Quatre expositions très diverses en ce mois d’avril, à Bruxelles, à Knokke et à Liège.
Alexandre Hollan à La Forest Divonne

La galerie La Forest Divonne, avenue Louise, présente un génie hongrois, le peintre et dessinateur Alexandre Hollan qui, depuis plus de soixante ans, explore la vibration invisible du monde avec ses arbres et ses natures mortes. « En été, je vis dans le midi, toujours dehors avec les arbres. L’hiver, à Paris, je n’ai plus cet espace. » L’été, il peint donc ces arbres, et l’hiver ce qu’il appelle des « vies silencieuses », natures mortes réminiscentes de l’Italien Morandi. « L’été, en osmose avec l’activité joyeuse de la nature, je ressens l’énergie circuler dans le végétal au moment même où je le peins.
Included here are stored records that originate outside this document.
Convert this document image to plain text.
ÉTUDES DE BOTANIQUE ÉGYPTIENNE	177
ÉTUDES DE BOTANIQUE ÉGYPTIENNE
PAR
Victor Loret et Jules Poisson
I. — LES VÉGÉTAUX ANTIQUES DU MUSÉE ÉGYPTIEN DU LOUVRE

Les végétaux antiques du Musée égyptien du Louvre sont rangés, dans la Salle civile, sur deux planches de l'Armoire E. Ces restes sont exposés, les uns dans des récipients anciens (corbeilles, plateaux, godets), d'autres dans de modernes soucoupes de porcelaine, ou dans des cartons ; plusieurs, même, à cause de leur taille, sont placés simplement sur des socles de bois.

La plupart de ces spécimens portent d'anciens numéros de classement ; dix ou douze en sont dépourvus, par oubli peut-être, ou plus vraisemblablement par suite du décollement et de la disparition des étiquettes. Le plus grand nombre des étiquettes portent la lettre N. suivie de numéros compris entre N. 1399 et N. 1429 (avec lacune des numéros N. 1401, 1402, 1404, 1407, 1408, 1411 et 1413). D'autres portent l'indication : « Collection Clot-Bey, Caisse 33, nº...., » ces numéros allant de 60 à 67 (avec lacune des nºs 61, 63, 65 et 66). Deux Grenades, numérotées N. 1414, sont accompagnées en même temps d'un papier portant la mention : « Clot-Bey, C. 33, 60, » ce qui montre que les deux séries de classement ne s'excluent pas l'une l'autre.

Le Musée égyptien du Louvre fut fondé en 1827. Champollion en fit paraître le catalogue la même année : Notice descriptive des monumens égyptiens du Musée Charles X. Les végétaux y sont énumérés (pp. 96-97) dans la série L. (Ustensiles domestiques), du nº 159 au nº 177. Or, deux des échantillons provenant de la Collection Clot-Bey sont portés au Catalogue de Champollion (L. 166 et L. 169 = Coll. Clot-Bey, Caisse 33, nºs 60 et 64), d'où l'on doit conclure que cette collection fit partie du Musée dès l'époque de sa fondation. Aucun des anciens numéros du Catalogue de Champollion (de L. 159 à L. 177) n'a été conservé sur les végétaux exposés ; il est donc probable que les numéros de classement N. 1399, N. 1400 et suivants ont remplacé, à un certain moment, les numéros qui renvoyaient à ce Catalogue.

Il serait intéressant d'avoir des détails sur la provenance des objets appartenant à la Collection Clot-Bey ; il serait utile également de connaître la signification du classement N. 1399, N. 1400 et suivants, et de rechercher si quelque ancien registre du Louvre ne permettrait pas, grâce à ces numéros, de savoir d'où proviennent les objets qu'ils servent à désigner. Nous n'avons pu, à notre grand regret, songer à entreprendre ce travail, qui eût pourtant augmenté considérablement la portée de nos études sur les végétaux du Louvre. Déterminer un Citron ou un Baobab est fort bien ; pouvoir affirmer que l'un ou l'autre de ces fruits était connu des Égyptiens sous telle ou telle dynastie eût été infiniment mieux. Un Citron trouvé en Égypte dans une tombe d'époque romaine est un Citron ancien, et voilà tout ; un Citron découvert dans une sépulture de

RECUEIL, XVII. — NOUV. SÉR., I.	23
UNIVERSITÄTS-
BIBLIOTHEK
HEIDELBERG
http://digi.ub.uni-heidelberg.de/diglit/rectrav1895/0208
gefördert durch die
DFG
Elle imprègne mes couleurs et je lui ménage une place en laissant apparaître sur la feuille ou la toile la distance entre l’arbre et le regard, un espace du regard qui naît lentement. En moi, c’est le temps qui travaille, avec lenteur. J’entre dans la lumière du monde, qui rayonne en profondeur. C’est une circulation ininterrompue, comme une sève, une force qui se fraye un chemin. Il y a en moi un besoin d’inconnu. L’inconnu, c’est la lumière. Ainsi, je peux regarder le rouge vivre à l’intérieur du bleu, leur friction très subtile. Cela ne peut pas se dire avec des mots, c’est l’expérience d’un homme qui, dans la lumière, finit par voir la vie autrement. »
- www.galerielaforestdivonne.com
Le Brésilien Samuel de Saboia chez Maruani-Mercier
Dans leur galerie de Knokke, le duo Serge Maruani-Laurent Mercier ouvre sa deuxième exposition avec le Brésilien Samuel de Saboia, The Aesthetics of Possibility. La palette sombre de ces œuvres accueille des gestes débridés et la superposition de récits disparates, exploration de l’identité, d’un être collectif et de leurs transformations. Des entrelacs de lignes forment des ébauches de visages et de corps flottants dans l’espace, autant de traces d’identités et d’histoires façonnant sa trajectoire personnelle. Ainsi, après avoir perdu un proche, il retourna au Brésil pour la fête de Yemanjá, divinité représentant l’océan et la maternité, qui occupe une place centrale dans les religions afro-brésiliennes comme le candomblé et l’umbanda, afin de renouer spirituellement avec le disparu, « qu’on ne peut plus toucher, mais qui existe encore ».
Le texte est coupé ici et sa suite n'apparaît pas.